Rawlings is among the class of twenty-one seniors who banded together to raise funds this academic year through TCU’s Frog Funding platform and a student-organized virtual Christmas cabaret. More than $5,700 was raised to help the class rent audio/video equipment and hire a videographer to record and edit their performances into a virtual Senior Showcase shared via email with industry professionals earlier this month.
Penny Maas, associate professor of theatre, who created and leads the course that prepares students for the Senior Showcase along with Alan Shorter, professor and associate chair, said that many adjustments had to be made for the virtual format.
“We usually structure the live showcase like a show with transitions and pieces flowing into each other, but with video we couldn’t do that,” said Maas. “We don’t have a big opening number or closing number like we have had before.

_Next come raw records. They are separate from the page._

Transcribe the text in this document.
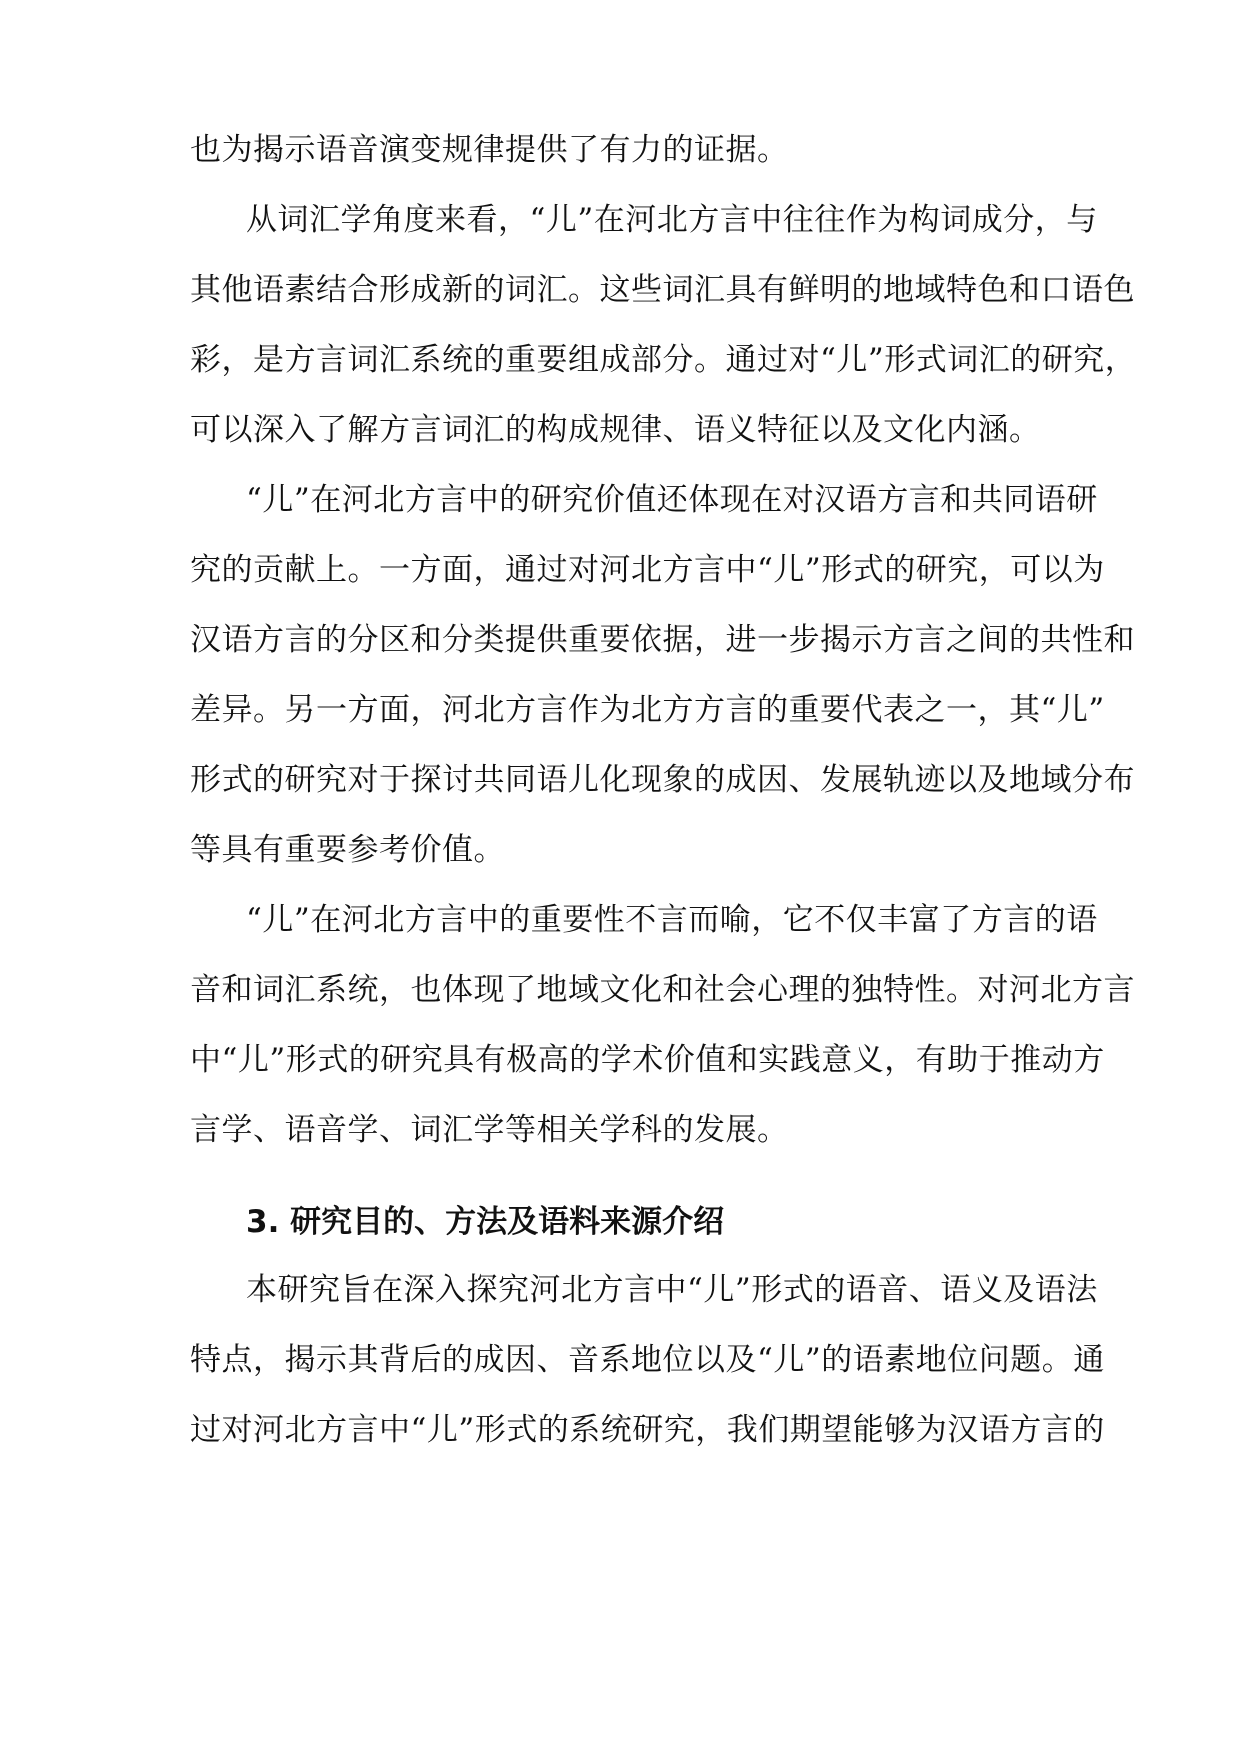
也为揭示语音演变规律提供了有力的证据。
从词汇学角度来看，“儿”在河北方言中往往作为构词成分，与
其他语素结合形成新的词汇。这些词汇具有鲜明的地域特色和口语色
彩，是方言词汇系统的重要组成部分。通过对“儿”形式词汇的研究，
可以深入了解方言词汇的构成规律、语义特征以及文化内涵。
“儿”在河北方言中的研究价值还体现在对汉语方言和共同语研
究的贡献上。一方面，通过对河北方言中“儿”形式的研究，可以为
汉语方言的分区和分类提供重要依据，进一步揭示方言之间的共性和
差异。另一方面，河北方言作为北方方言的重要代表之一，其“儿”
形式的研究对于探讨共同语儿化现象的成因、发展轨迹以及地域分布
等具有重要参考价值。
“儿”在河北方言中的重要性不言而喻，它不仅丰富了方言的语
音和词汇系统，也体现了地域文化和社会心理的独特性。对河北方言
中“儿”形式的研究具有极高的学术价值和实践意义，有助于推动方
言学、语音学、词汇学等相关学科的发展。
3. 研究目的、方法及语料来源介绍
本研究旨在深入探究河北方言中“儿”形式的语音、语义及语法
特点，揭示其背后的成因、音系地位以及“儿”的语素地位问题。通
过对河北方言中“儿”形式的系统研究，我们期望能够为汉语方言的
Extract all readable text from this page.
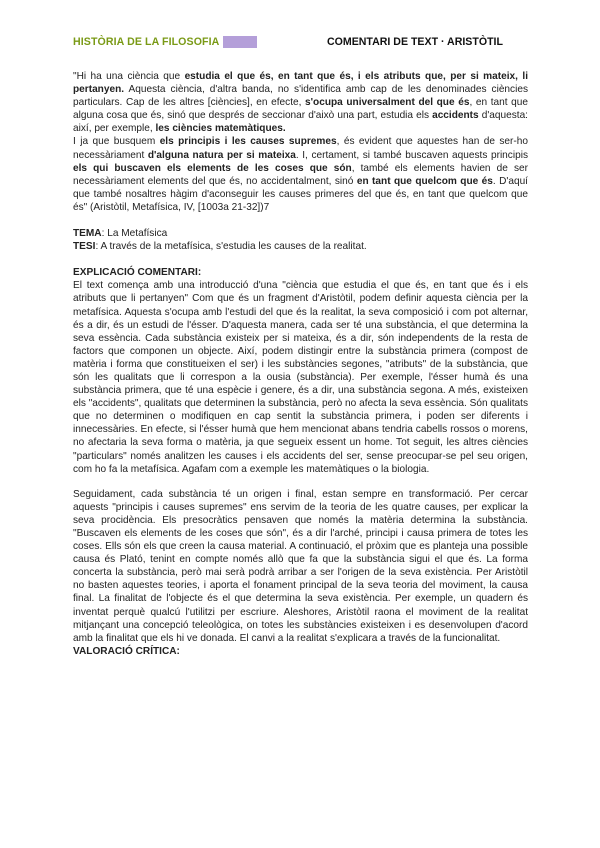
HISTÒRIA DE LA FILOSOFIA	COMENTARI DE TEXT · ARISTÒTIL

"Hi ha una ciència que estudia el que és, en tant que és, i els atributs que, per si mateix, li pertanyen. Aquesta ciència, d'altra banda, no s'identifica amb cap de les denominades ciències particulars. Cap de les altres [ciències], en efecte, s'ocupa universalment del que és, en tant que alguna cosa que és, sinó que després de seccionar d'això una part, estudia els accidents d'aquesta: així, per exemple, les ciències matemàtiques.

I ja que busquem els principis i les causes supremes, és evident que aquestes han de ser-ho necessàriament d'alguna natura per si mateixa. I, certament, si també buscaven aquests principis els qui buscaven els elements de les coses que són, també els elements havien de ser necessàriament elements del que és, no accidentalment, sinó en tant que quelcom que és. D'aquí que també nosaltres hàgim d'aconseguir les causes primeres del que és, en tant que quelcom que és" (Aristòtil, Metafísica, IV, [1003a 21-32])7

TEMA: La Metafísica

TESI: A través de la metafísica, s'estudia les causes de la realitat.

EXPLICACIÓ COMENTARI:

El text comença amb una introducció d'una "ciència que estudia el que és, en tant que és i els atributs que li pertanyen" Com que és un fragment d'Aristòtil, podem definir aquesta ciència per la metafísica. Aquesta s'ocupa amb l'estudi del que és la realitat, la seva composició i com pot alternar, és a dir, és un estudi de l'ésser. D'aquesta manera, cada ser té una substància, el que determina la seva essència. Cada substància existeix per si mateixa, és a dir, són independents de la resta de factors que componen un objecte. Així, podem distingir entre la substància primera (compost de matèria i forma que constitueixen el ser) i les substàncies segones, "atributs" de la substància, que són les qualitats que li correspon a la ousia (substància). Per exemple, l'ésser humà és una substància primera, que té una espècie i genere, és a dir, una substància segona. A més, existeixen els "accidents", qualitats que determinen la substància, però no afecta la seva essència. Són qualitats que no determinen o modifiquen en cap sentit la substància primera, i poden ser diferents i innecessàries. En efecte, si l'ésser humà que hem mencionat abans tendria cabells rossos o morens, no afectaria la seva forma o matèria, ja que segueix essent un home. Tot seguit, les altres ciències "particulars" només analitzen les causes i els accidents del ser, sense preocupar-se pel seu origen, com ho fa la metafísica. Agafam com a exemple les matemàtiques o la biologia.

Seguidament, cada substància té un origen i final, estan sempre en transformació. Per cercar aquests "principis i causes supremes" ens servim de la teoria de les quatre causes, per explicar la seva procidència. Els presocràtics pensaven que només la matèria determina la substància. "Buscaven els elements de les coses que són", és a dir l'arché, principi i causa primera de totes les coses. Ells són els que creen la causa material. A continuació, el pròxim que es planteja una possible causa és Plató, tenint en compte només allò que fa que la substància sigui el que és. La forma concerta la substància, però mai serà podrà arribar a ser l'origen de la seva existència. Per Aristòtil no basten aquestes teories, i aporta el fonament principal de la seva teoria del moviment, la causa final. La finalitat de l'objecte és el que determina la seva existència. Per exemple, un quadern és inventat perquè qualcú l'utilitzi per escriure. Aleshores, Aristòtil raona el moviment de la realitat mitjançant una concepció teleològica, on totes les substàncies existeixen i es desenvolupen d'acord amb la finalitat que els hi ve donada. El canvi a la realitat s'explicara a través de la funcionalitat.

VALORACIÓ CRÍTICA:
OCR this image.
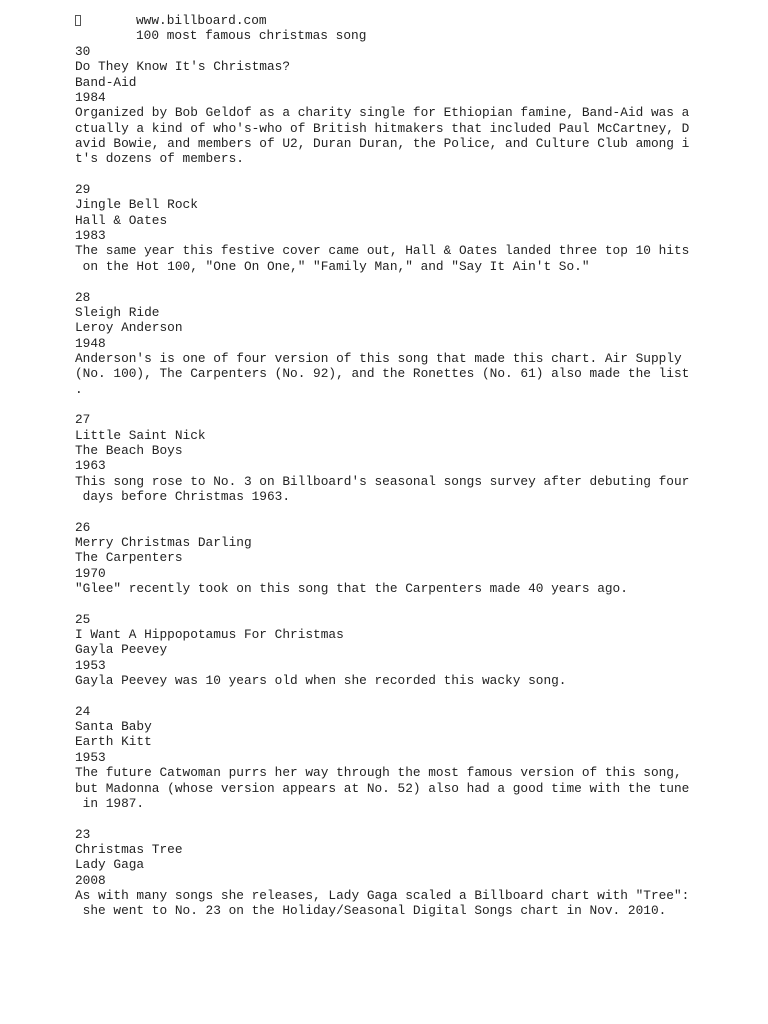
www.billboard.com

100 most famous christmas song

30
Do They Know It's Christmas?
Band-Aid
1984
Organized by Bob Geldof as a charity single for Ethiopian famine, Band-Aid was a
ctually a kind of who's-who of British hitmakers that included Paul McCartney, D
avid Bowie, and members of U2, Duran Duran, the Police, and Culture Club among i
t's dozens of members.
29
Jingle Bell Rock
Hall & Oates
1983
The same year this festive cover came out, Hall & Oates landed three top 10 hits
on the Hot 100, "One On One," "Family Man," and "Say It Ain't So."
28
Sleigh Ride
Leroy Anderson
1948
Anderson's is one of four version of this song that made this chart. Air Supply
(No. 100), The Carpenters (No. 92), and the Ronettes (No. 61) also made the list
.
27
Little Saint Nick
The Beach Boys
1963
This song rose to No. 3 on Billboard's seasonal songs survey after debuting four
days before Christmas 1963.
26
Merry Christmas Darling
The Carpenters
1970
"Glee" recently took on this song that the Carpenters made 40 years ago.
25
I Want A Hippopotamus For Christmas
Gayla Peevey
1953
Gayla Peevey was 10 years old when she recorded this wacky song.
24
Santa Baby
Earth Kitt
1953
The future Catwoman purrs her way through the most famous version of this song,
but Madonna (whose version appears at No. 52) also had a good time with the tune
in 1987.
23
Christmas Tree
Lady Gaga
2008
As with many songs she releases, Lady Gaga scaled a Billboard chart with "Tree":
she went to No. 23 on the Holiday/Seasonal Digital Songs chart in Nov. 2010.
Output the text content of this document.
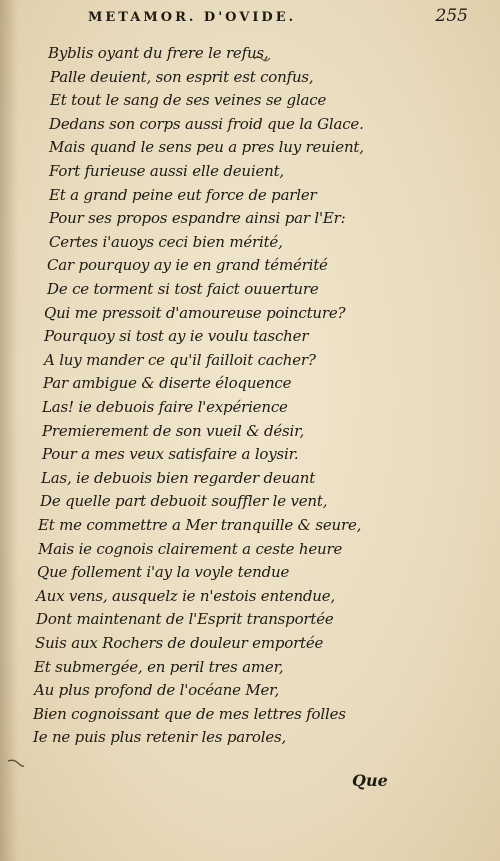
METAMOR. D'OVIDE.	255
Byblis oyant du frere le refus,
Palle deuient, son esprit est confus,
Et tout le sang de ses veines se glace
Dedans son corps aussi froid que la Glace.
Mais quand le sens peu a pres luy reuient,
Fort furieuse aussi elle deuient,
Et a grand peine eut force de parler
Pour ses propos espandre ainsi par l'Er:
Certes i'auoys ceci bien mérité,
Car pourquoy ay ie en grand témérité
De ce torment si tost faict ouuerture
Qui me pressoit d'amoureuse poincture?
Pourquoy si tost ay ie voulu tascher
A luy mander ce qu'il failloit cacher?
Par ambigue & diserte éloquence
Las! ie debuois faire l'expérience
Premierement de son vueil & désir,
Pour a mes veux satisfaire a loysir.
Las, ie debuois bien regarder deuant
De quelle part debuoit souffler le vent,
Et me commettre a Mer tranquille & seure,
Mais ie cognois clairement a ceste heure
Que follement i'ay la voyle tendue
Aux vens, ausquelz ie n'estois entendue,
Dont maintenant de l'Esprit transportée
Suis aux Rochers de douleur emportée
Et submergée, en peril tres amer,
Au plus profond de l'océane Mer,
Bien cognoissant que de mes lettres folles
Ie ne puis plus retenir les paroles,
Que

This year, students have a very brief video clip where they introduce themselves and then perform their material — a slate — which we don’t usually do when it is a live show.”
Despite shifting from a live to a prerecorded performance, students like musical theatre major Annabelle Woodard say it was a positive experience for growth.
“The pre-recorded performance made me put in more time in the practice rooms and dance studio leading up to our filming date,” said Woodard. “With a live performance, you do it, and it’s done. With the recording element, this performance had to be even more top notch since we only had [a few] takes to record our best.”
Maas said she is proud of the “tenacity” shown by her students because this experience is crucial for their future.
“The Senior Showcase is a big stepping stone for students between academia and the professional world,” said Maas. “It introduces them to the ‘industry’ and helps them make contacts with casting directors and agents, [which is] very hard to do by yourself. The showcase makes the next step possible.”
Typically, students receive feedback or responses from agents in attendance immediately after their performances; however, they had to wait at least a few days to hear back due to the virtual format. Notably, there were 13 requests for immediate callbacks and several requests for students to contact an agent after graduation – a positive sign of things to come for this year’s class after a different than expected senior year.